Fine-Tuning BERTs for Definition Extraction from Mathematical Text
Lucy Horowitz, Ryan Hathaway
TL;DR
This work evaluates the ability of pre-trained BERT-based models to extract definitional sentences from mathematical LaTeX text by reframing the task as binary classification. Using two LaTeX-based datasets, Chicago and TAC, and a cleaned data-processing pipeline, the authors compare MathBERT, MathBERT-custom, and Sentence-BERT, with SBERT delivering the strongest overall performance and generalization within the mathematical domain. They explore dataset-specific effects, oversampling strategies, and cross-dataset generalization, including tests on the WFMALL dataset, and find that SBERT, particularly when oversampled, offers robust accuracy and recall, outperforming prior results in several settings.
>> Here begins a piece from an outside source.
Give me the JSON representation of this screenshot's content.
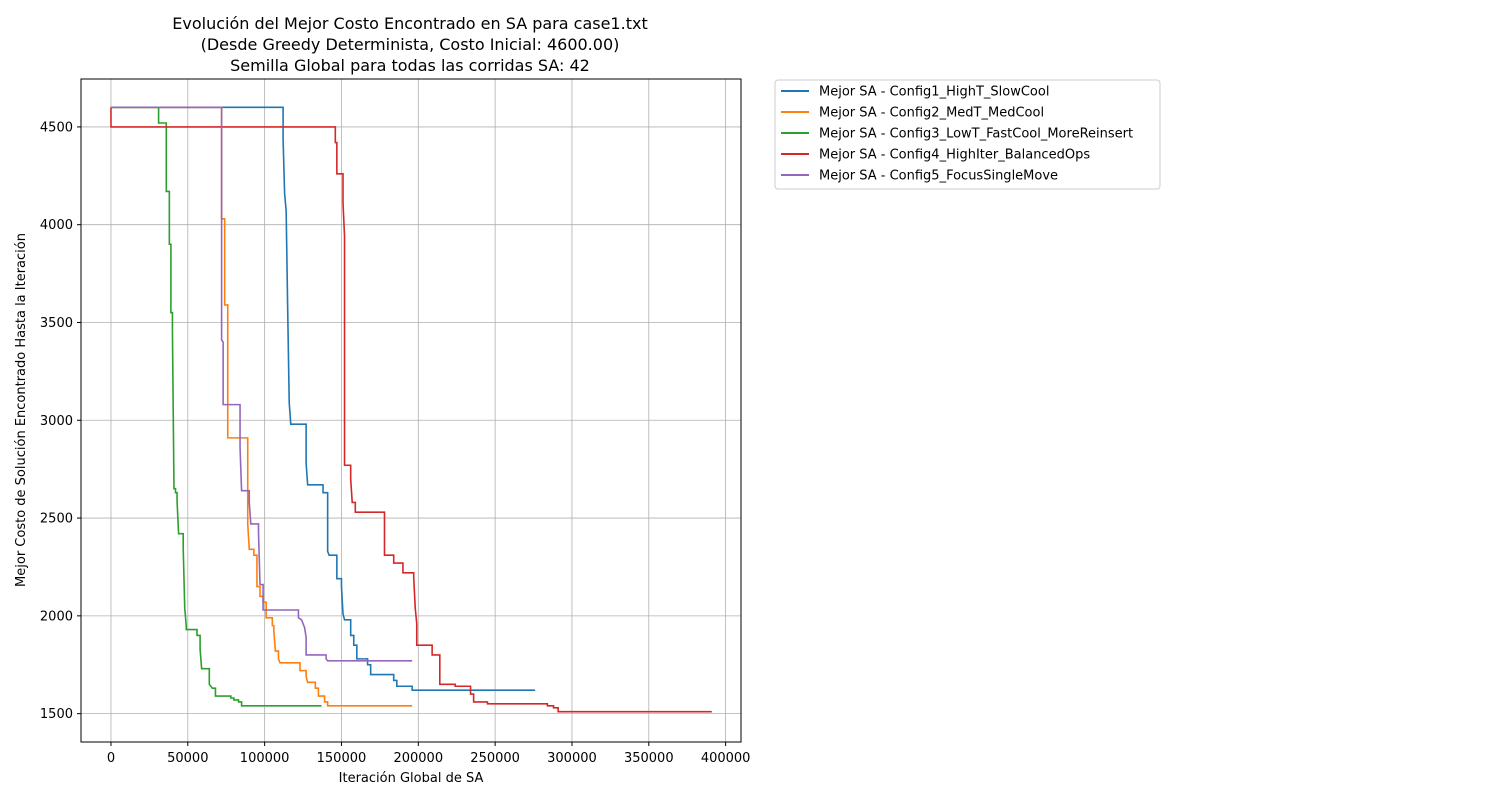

The findings suggest that fine-tuning existing mathematical NLP models can yield effective, scalable tools for defining concept extraction, contributing to more searchable and accessible mathematical knowledge bases such as MathGloss. The study also highlights the importance of dataset characteristics, such as definition density, in shaping model performance and generalization prospects.
Abstract
In this paper, we fine-tuned three pre-trained BERT models on the task of "definition extraction" from mathematical English written in LaTeX. This is presented as a binary classification problem, where either a sentence contains a definition of a mathematical term or it does not. We used two original data sets, "Chicago" and "TAC," to fine-tune and test these models. We also tested on WFMALL, a dataset presented by Vanetik and Litvak in 2021 and compared the performance of our models to theirs. We found that a high-performance Sentence-BERT transformer model performed best based on overall accuracy, recall, and precision metrics, achieving comparable results to the earlier models with less computational effort.